Re-recruiting Your Top Performers

Published December 2013

We’ve all heard stories of couples who stopped courting soon after they were married. Often this is later identified as the first step in a gradual decline that ultimately ends in a failed relationship. Unfortunately, the same thing can happen in an employment relationship.

Re-recruiting mid- and top-level performers is therefore critical, especially as the economy continues to slowly improve and jobs become more plentiful. For top performers, employment alternatives are always just a phone call, mouse click, conversation, or newspaper away.

So how does one go about re-recruiting? Again, our analogy of a successful marriage provides some clues. Couples that stay in love continually rekindle the aspects of their relationship that caused them to fall in love. In essence, they never stop dating.

Likewise, re-recruiting your best employees involves maintaining that same level of mutual excitement and commitment that existed prior to and during their early employment.

Dating couples build each other up via complements. The on-the-job equivalent is consistently recognizing a job well done. While the topic of recognition easily justifies its own column, suffice it to say here that effective recognition possesses the following elements:

  • Genuine – the recipient knows that it is truly heartfelt
  • Timely – it occurs immediately after the effort
  • Personal – it fits the unique traits and interests of the individual (e.g., a strong introvert will likely be much more comfortable with a one-on-one conversation than an announcement at an all-employee meeting)

How powerful is recognition?

In 1974 Bill Bergan was beginning his fourth season as the men’s cross country coach at Iowa State University. Over the previous 25 years, ISU had placed last 21 times and second to last four times in the Big Eight Conference Meet. In Bill’s words:

“But that fall we won Iowa State's first title since 1931. Johnny Majors was the most admired and most popular personality on campus and he was in the middle of an exciting football season. Yet, he took time to come by State Gym and offer congratulations. It's been 40 years, but I still recall his gesture.”

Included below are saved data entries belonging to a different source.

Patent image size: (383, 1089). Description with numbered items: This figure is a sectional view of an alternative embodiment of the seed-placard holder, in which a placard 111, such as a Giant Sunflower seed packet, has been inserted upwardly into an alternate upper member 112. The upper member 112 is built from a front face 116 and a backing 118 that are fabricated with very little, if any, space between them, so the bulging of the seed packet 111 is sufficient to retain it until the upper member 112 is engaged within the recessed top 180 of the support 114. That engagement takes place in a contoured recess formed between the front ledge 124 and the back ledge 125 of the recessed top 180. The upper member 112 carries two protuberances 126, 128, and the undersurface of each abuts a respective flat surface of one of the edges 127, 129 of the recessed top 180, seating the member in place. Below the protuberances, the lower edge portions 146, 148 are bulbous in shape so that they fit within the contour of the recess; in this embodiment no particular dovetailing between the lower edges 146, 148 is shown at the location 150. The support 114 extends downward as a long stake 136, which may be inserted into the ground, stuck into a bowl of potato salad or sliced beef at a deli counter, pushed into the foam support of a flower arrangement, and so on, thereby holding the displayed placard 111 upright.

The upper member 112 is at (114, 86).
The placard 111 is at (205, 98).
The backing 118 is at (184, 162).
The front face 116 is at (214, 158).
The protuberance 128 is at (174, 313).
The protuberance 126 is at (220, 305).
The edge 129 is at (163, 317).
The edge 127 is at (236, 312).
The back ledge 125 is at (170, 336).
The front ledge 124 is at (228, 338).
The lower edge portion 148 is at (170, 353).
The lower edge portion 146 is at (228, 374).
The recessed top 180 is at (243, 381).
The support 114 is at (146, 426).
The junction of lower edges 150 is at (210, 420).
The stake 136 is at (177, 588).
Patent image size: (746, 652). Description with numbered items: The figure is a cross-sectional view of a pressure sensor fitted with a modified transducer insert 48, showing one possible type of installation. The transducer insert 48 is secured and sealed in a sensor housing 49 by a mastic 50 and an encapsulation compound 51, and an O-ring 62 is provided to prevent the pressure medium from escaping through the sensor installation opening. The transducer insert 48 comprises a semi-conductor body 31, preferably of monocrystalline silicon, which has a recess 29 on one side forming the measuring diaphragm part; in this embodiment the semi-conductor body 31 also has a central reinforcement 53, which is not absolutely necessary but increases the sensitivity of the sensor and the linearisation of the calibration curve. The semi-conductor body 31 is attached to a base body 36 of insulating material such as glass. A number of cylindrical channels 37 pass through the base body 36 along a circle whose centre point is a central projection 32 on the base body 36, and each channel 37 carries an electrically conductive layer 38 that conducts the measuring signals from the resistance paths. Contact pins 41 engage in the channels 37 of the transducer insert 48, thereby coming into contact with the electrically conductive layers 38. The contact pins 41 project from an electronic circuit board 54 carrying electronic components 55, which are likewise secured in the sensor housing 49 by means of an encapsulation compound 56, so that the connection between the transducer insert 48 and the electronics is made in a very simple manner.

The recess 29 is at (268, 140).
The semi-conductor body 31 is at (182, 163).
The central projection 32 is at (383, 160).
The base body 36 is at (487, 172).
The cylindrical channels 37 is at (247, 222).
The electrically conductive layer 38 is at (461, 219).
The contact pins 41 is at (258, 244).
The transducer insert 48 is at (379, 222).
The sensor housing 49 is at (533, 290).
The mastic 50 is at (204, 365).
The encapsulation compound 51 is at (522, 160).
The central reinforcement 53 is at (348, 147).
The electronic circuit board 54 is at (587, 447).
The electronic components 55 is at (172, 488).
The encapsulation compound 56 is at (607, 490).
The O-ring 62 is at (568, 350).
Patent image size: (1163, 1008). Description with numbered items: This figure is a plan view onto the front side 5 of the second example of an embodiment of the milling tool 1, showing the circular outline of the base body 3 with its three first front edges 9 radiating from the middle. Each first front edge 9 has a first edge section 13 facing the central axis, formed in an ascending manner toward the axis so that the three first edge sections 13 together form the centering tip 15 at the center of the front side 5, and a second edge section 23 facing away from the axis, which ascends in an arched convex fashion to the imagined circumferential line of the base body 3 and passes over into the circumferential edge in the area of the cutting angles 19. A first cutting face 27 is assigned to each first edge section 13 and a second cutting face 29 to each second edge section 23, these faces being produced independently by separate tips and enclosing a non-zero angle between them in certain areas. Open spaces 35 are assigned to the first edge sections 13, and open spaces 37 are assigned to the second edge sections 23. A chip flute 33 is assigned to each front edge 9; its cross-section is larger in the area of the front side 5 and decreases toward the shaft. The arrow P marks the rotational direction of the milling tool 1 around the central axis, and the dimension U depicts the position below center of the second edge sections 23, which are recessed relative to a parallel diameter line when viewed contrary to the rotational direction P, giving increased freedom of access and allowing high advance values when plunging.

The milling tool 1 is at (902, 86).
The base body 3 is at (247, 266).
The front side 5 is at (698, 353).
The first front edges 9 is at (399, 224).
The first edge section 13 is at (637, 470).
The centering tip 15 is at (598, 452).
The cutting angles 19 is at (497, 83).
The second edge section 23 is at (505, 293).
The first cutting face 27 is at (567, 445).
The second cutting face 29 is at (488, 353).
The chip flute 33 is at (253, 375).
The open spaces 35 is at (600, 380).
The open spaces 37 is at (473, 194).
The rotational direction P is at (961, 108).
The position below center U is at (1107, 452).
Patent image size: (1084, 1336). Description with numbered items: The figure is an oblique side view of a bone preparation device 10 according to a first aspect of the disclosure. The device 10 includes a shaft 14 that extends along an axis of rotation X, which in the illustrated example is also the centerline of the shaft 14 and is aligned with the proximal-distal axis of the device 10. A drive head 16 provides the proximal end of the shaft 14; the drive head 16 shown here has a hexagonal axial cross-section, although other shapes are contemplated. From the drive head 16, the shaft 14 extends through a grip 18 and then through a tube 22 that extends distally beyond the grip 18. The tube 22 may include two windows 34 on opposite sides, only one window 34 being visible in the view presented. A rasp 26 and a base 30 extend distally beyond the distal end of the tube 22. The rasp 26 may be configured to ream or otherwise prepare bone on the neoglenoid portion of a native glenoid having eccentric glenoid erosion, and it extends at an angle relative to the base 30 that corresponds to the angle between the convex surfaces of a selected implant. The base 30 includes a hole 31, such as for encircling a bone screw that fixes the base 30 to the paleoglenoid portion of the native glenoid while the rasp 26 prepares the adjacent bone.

Genuine, timely and personal. That simple act of recognition has stuck with Bill throughout a career that went on to include 25 conference titles in track and cross country, a pair of NCAA cross country championships and induction into multiple halls of fame.

Courting couples invest time in their relationship. Likewise, investing in developing employees by providing honest feedback, access to pertinent training, challenging new job assignments and opportunities sends an unmistakable message that they are valued.

Dating couples treat each other fairly. Top performers get much more done than their peers because they’re always finding a better way – they work smarter. Make sure that they’re compensated accordingly. Don’t let rigid job classifications and pay scales confine you if an employee is regularly exceeding expectations. Get creative!

Romancing involves going to nice places. Make sure that you are maintaining a positive culture within your workplace. Ensure that low performers don’t eat up an inordinate amount of your time. Make expectations clear, provide the resources required for them to succeed, but hold them accountable. Low performers will leave (or be dismissed) because they aren’t willing to meet your expectations, or top performers will leave because they’re tired of carrying the low performers. It’s your call.

Finally, and most importantly, courting couples talk for hours about everything and anything, but especially about their dreams. Likewise, it’s vital to understand employees’ personal goals and to openly share how the organization is performing and where it is going. This provides confidence that continuing the relationship is in the best interests of both parties.

I recently heard the story of a woman who was choosing to retire early because the joy was gone from her work. Basically she just didn’t feel valued. During her retirement ceremony, she was shocked to see her boss sobbing. It was the first time in years that she felt appreciated. Don’t be that supervisor.